Children themselves can also affect the long term planning. Where children acquire host country tax residency during the posting, they may inherit residual obligations even after the family leaves. The points to watch are the maintenance of host country investment accounts in the child's name, host country property in the child's name, and any host country trusts or scholarships that vest on the child rather than the parent. Read our expat health insurance for school aged kids piece for the related healthcare cost planning.

FAQ

Can I deduct international school fees from tax? In most countries no. Germany allows up to 30 per cent to a capped amount. Switzerland varies by canton. Most other major countries offer no relief on family paid fees.

Does having children abroad change my tax residency? In some cases yes. The UK, Germany, France, Italy and Spain all consider family ties as a residency input. Having children in school in a country can support tax residency in that country.

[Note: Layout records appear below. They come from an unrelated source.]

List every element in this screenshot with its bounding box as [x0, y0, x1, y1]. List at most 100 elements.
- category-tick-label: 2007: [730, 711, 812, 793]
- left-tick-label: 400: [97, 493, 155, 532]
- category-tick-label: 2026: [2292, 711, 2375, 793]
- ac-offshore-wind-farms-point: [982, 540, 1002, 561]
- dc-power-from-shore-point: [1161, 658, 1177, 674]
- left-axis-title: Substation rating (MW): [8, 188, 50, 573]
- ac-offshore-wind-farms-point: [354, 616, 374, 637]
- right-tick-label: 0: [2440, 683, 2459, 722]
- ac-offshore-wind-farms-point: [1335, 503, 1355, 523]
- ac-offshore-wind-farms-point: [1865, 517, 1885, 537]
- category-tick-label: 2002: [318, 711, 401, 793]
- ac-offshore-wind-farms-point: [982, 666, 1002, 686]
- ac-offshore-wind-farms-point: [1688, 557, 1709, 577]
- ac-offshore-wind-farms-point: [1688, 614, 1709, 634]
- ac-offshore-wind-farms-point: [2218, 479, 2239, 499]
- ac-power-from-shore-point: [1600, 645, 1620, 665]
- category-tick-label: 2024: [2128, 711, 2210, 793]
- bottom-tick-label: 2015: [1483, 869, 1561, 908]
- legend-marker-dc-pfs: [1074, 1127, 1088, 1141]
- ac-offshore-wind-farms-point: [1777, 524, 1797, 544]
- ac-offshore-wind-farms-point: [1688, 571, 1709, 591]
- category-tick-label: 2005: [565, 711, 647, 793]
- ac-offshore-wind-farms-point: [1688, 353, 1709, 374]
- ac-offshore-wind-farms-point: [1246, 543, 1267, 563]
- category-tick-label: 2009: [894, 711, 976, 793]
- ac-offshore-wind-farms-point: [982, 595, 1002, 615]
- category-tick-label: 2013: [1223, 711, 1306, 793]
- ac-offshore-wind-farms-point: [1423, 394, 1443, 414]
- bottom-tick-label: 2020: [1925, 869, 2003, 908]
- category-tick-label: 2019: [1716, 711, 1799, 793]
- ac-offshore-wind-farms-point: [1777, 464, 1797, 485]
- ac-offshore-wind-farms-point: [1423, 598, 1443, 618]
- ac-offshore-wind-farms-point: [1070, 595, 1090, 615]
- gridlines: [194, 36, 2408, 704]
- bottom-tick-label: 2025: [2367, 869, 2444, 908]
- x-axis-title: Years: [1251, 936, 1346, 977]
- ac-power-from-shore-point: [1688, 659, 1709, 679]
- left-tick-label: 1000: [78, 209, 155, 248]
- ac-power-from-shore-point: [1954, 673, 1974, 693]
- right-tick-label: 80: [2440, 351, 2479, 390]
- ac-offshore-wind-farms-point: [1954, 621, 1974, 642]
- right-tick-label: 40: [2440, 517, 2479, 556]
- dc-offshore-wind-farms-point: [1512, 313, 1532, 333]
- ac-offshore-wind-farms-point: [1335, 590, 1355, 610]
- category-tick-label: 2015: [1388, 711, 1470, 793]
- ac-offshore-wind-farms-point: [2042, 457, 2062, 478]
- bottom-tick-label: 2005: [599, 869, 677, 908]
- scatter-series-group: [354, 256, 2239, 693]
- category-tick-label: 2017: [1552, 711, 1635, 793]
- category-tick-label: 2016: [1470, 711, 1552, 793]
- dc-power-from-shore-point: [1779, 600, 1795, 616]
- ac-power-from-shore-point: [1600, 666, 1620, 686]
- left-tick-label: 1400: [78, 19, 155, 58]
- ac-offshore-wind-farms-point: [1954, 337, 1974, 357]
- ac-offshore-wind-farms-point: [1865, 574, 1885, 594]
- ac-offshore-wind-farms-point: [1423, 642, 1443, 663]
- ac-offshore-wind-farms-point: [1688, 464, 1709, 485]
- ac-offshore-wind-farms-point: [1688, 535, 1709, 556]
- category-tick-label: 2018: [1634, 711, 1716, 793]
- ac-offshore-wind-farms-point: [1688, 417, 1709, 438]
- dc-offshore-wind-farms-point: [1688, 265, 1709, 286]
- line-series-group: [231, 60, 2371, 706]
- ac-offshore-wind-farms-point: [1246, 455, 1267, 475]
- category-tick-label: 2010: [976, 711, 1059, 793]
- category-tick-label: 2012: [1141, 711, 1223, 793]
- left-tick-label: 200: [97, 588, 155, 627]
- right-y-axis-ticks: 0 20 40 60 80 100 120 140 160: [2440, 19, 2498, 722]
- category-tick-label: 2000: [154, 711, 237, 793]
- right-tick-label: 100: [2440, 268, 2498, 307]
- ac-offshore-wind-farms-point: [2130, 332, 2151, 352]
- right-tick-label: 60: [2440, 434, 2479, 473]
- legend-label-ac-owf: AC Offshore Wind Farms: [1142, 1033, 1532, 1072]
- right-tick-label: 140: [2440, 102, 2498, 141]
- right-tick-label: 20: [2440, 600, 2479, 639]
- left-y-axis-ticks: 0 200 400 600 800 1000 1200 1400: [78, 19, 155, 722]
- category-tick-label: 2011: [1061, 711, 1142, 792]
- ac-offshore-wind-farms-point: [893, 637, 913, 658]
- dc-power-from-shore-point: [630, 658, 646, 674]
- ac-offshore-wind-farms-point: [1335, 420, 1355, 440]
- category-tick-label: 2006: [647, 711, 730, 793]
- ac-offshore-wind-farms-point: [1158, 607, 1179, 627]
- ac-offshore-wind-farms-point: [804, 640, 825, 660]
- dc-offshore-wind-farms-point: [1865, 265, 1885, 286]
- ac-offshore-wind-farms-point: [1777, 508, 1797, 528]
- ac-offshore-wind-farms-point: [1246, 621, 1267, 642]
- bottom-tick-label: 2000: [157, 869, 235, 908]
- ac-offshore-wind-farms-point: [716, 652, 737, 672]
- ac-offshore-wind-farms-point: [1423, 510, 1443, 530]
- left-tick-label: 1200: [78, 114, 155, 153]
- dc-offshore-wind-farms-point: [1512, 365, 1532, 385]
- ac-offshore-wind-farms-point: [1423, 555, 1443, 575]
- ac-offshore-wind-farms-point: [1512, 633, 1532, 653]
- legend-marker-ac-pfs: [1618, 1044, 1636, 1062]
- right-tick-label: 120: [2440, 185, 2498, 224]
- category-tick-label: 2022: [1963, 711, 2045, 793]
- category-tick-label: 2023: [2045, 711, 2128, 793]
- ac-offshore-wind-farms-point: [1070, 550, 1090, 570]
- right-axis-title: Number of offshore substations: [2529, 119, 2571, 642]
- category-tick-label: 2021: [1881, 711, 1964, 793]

Are US citizens taxed on school fees their employer pays abroad? Generally yes. The US taxes citizens and green card holders on worldwide income including employer paid school fees as a benefit in kind. The Foreign Earned Income Exclusion offers some relief but does not cover school fees directly.

Do I qualify for child benefit in my host country? It depends. Germany pays Kindergeld to all legal residents. France pays family benefits including the Quotient Familial. The UK Child Benefit applies to UK residents. Singapore and Hong Kong reliefs are restricted to citizens and permanent residents.